Como las cosas no resultaban de la manera en que les hubiera gustado a los que no apoyaron a AMLO, ese colectivo que no existe como tal pero que sí ha logrado ser retratado por Andrés Manuel como "los conservadores", terminó por, paradójicamente, convertirse en la ficha que el Presidente necesitaba para hacer más creíble su narrativa de que el gobierno del cambio "verdadero" estaba bajo ataque o persecución (sin descartar la paranoia del personaje, si gustan).
En vez de reconocer el error de su estrategia, las voces opositoras saltaron de inmediato a la descalificación, quizá porque creían que las críticas harían mella en el ánimo presidencial, quizá porque confiaban en que, como a tantos otros presidentes, 'la realidad' se iba a imponer y el mandatario terminaría por ser un gradualista más, acaso uno más enjundioso, pero que para nada sería capaz de cambiar las variables de lo construido en México en 40 años.
Desde antes del 1 de diciembre de 2018, AMLO se ha cansado de demostrar que no es gradualista, que no se iba a dejar capturar por esa 'realidad' construida para una 'estabilidad económica' que dejaba en la miseria a la mitad del país, y que no hay tormenta que le haga modificar su plan (que este resulte bien o sea catastrófico es otra cuestión).
Frente a ello, ¿cómo han reaccionado los que no se han querido desengañar? Como aquel (aquella) 'ex' que amanece/anochece diario sin poder contenerse: lo primero que hacen es estar pendiente de qué dice en la mañanera para agarrar el rebozo digital y soltar su improductiva indignación sobre el nuevo anuncio, u ocurrencia, del mandatario. Y así tooodos los días.
Y cuando consideran que la situación así lo demanda, incluso redactan cartas, la firman los abajofirmantes de siempre, y las envían esperando que el titular del Ejecutivo atienda las razones expuestas. ¿Resultado? El silencio, la sorna o la descalificación, pero nunca la apertura al diálogo.

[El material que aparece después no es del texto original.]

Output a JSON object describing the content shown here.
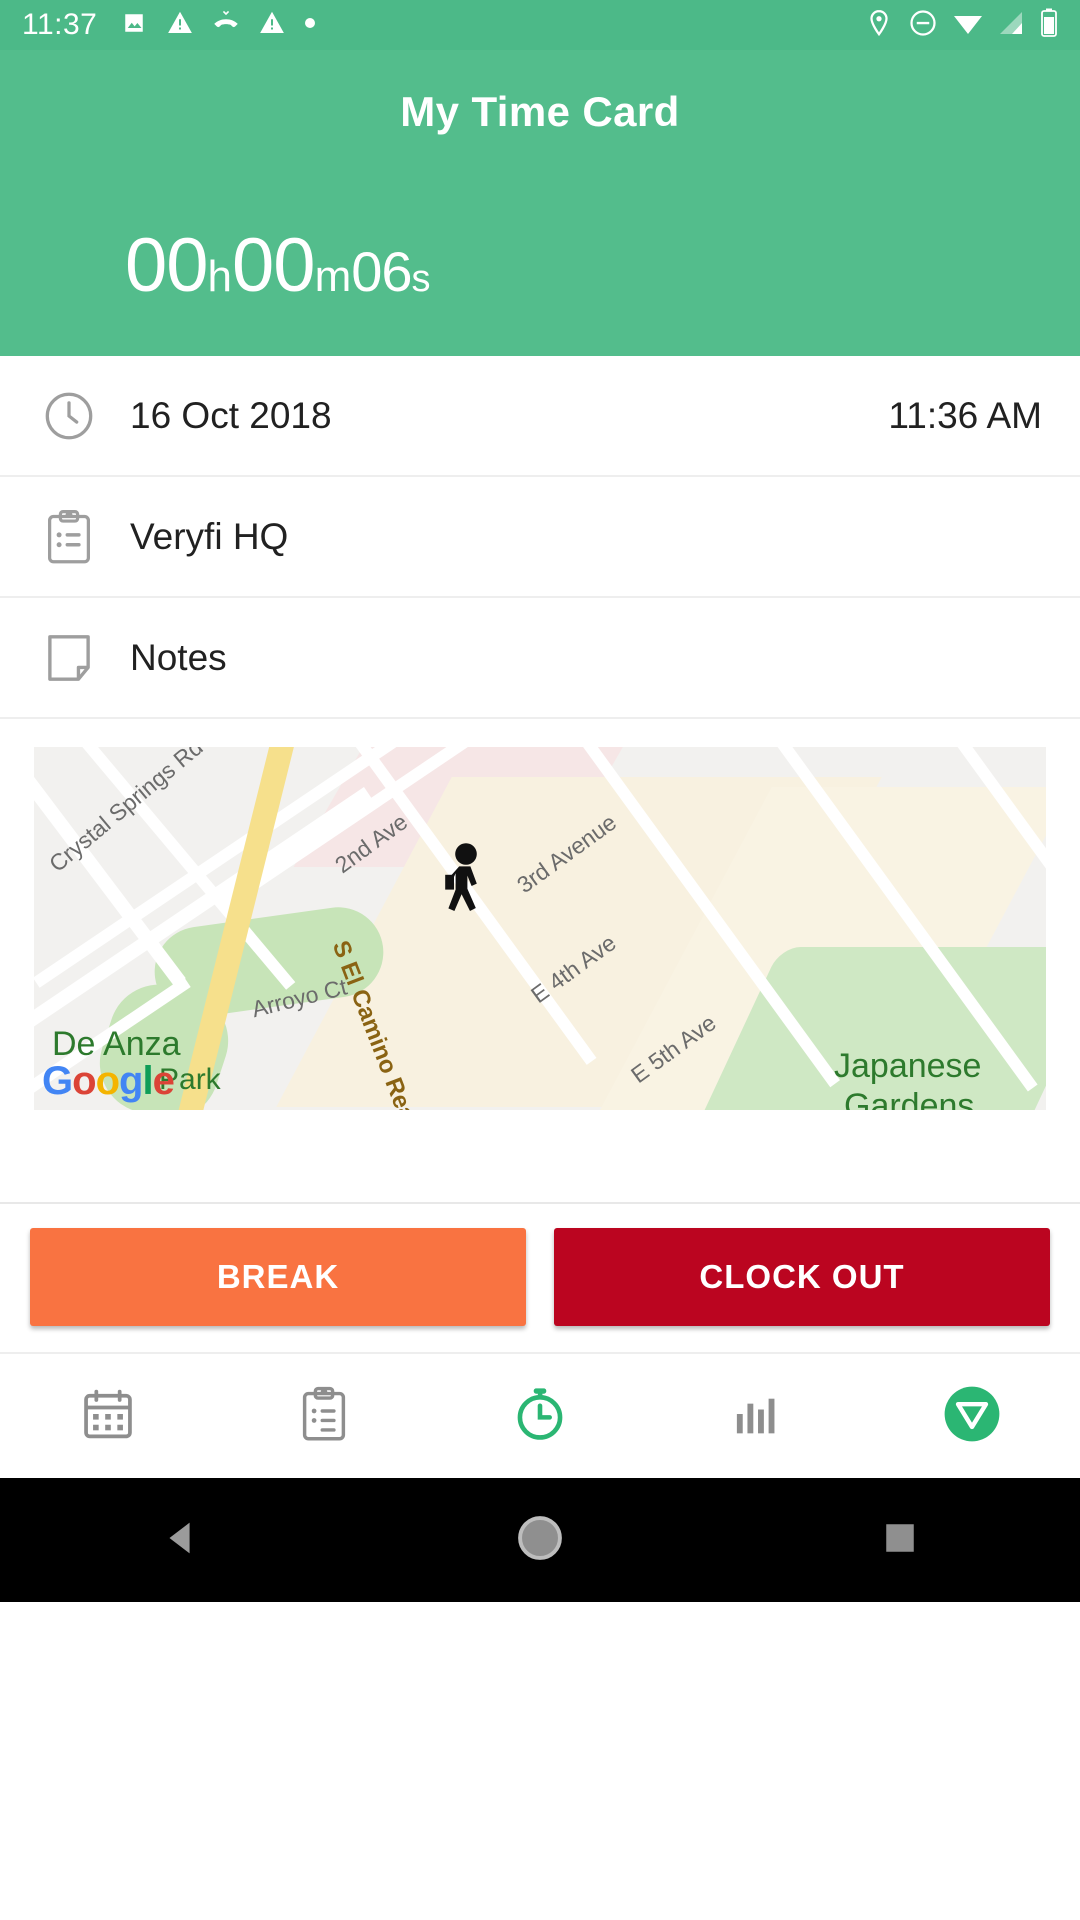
{
  "status_bar": {
    "clock": "11:37",
    "left_icons": [
      "image-icon",
      "warning-icon",
      "missed-call-icon",
      "warning-icon",
      "dot-icon"
    ],
    "right_icons": [
      "location-icon",
      "do-not-disturb-icon",
      "wifi-icon",
      "cellular-signal-icon",
      "battery-icon"
    ]
  },
  "app_bar": {
    "title": "My Time Card"
  },
  "timer": {
    "hours": "00",
    "hours_unit": "h",
    "minutes": "00",
    "minutes_unit": "m",
    "seconds": "06",
    "seconds_unit": "s",
    "full": "00h00m06s"
  },
  "rows": [
    {
      "icon": "clock-icon",
      "label": "16 Oct 2018",
      "value": "11:36 AM"
    },
    {
      "icon": "clipboard-icon",
      "label": "Veryfi HQ",
      "value": ""
    },
    {
      "icon": "note-icon",
      "label": "Notes",
      "value": ""
    }
  ],
  "map": {
    "attribution": "Google",
    "attribution_letters": [
      "G",
      "o",
      "o",
      "g",
      "l",
      "e"
    ],
    "labels": [
      "Crystal Springs Rd",
      "2nd Ave",
      "3rd Avenue",
      "Arroyo Ct",
      "S El Camino Real",
      "E 4th Ave",
      "E 5th Ave",
      "De Anza",
      "Park",
      "Japanese",
      "Gardens"
    ],
    "marker": "pedestrian-icon"
  },
  "actions": [
    {
      "label": "BREAK",
      "color": "#f97341",
      "name": "break-button"
    },
    {
      "label": "CLOCK OUT",
      "color": "#bb0520",
      "name": "clock-out-button"
    }
  ],
  "bottom_nav": [
    {
      "icon": "calendar-icon",
      "name": "nav-calendar",
      "active": false
    },
    {
      "icon": "clipboard-icon",
      "name": "nav-projects",
      "active": false
    },
    {
      "icon": "stopwatch-icon",
      "name": "nav-timer",
      "active": true
    },
    {
      "icon": "bar-chart-icon",
      "name": "nav-reports",
      "active": false
    },
    {
      "icon": "veryfi-logo-icon",
      "name": "nav-account",
      "active": true
    }
  ],
  "android_nav": [
    {
      "icon": "back-triangle-icon",
      "name": "android-back"
    },
    {
      "icon": "home-circle-icon",
      "name": "android-home"
    },
    {
      "icon": "recents-square-icon",
      "name": "android-recents"
    }
  ],
  "colors": {
    "brand_green": "#53bd8c",
    "status_green": "#4cb988",
    "accent_green": "#2bb673",
    "break_orange": "#f97341",
    "clock_out_red": "#bb0520"
  }
}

Porque en eso López Obrador tiene razón. Ni se resignan, ni admiten los hechos: el Presidente no los quiere, no considera a la sociedad civil como algo valioso. Grave, pero sobre todo real.

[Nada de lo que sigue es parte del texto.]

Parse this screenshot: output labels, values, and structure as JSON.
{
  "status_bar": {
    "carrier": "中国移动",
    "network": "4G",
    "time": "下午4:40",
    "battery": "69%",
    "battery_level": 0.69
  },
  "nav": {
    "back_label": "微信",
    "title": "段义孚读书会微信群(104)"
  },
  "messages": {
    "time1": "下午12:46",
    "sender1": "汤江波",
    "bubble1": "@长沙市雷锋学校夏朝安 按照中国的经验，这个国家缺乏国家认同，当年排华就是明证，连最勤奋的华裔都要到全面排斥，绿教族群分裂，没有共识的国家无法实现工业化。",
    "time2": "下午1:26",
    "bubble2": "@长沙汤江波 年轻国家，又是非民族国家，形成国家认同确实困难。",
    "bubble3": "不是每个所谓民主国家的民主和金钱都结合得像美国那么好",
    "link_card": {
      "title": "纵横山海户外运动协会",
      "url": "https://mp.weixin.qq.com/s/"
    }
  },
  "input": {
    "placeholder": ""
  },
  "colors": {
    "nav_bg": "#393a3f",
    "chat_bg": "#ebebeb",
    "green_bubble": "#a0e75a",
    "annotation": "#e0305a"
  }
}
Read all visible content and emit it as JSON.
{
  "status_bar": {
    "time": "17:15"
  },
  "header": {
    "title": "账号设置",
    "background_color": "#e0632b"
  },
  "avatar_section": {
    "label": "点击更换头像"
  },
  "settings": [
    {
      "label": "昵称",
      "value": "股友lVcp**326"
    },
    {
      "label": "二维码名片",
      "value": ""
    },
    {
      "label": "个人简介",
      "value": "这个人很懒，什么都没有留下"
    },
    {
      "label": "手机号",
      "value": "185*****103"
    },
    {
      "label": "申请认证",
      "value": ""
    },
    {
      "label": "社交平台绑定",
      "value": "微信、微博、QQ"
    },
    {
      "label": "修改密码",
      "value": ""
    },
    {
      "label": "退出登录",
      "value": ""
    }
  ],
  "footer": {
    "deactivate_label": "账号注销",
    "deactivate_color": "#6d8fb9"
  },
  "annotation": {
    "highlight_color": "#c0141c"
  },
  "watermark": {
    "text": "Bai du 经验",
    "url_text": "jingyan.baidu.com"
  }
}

Ojalá los abajofirmantes vean en el anuncio del BID y el CMN el ejemplo de la única salida que queda frente a la crisis económica.
A este gobierno, aunque tenga obligaciones por la vieja ley, no se le puede pedir nada. Hará lo que quiera. Y resistirlos pasa, antes que nada, por desechar lo que sirvió en el pasado (ejemplo: las cartas abiertas de los abajofirmantes) y reinventar salidas SIN el gobierno.
El problema no es si esto es ingenuo –intentar salvar a un país como México sin que en el plan esté incluido el gobierno federal–, el problema es que no hay de otra: López Obrador no volteará a ver al macizo de las 4 millones de empresas micro, pequeñas y medianas en México de las que dependen casi 80 por ciento de los empleos.
O creamos las salidas por nosotros mismos, o redactamos otro desplegado. Digan.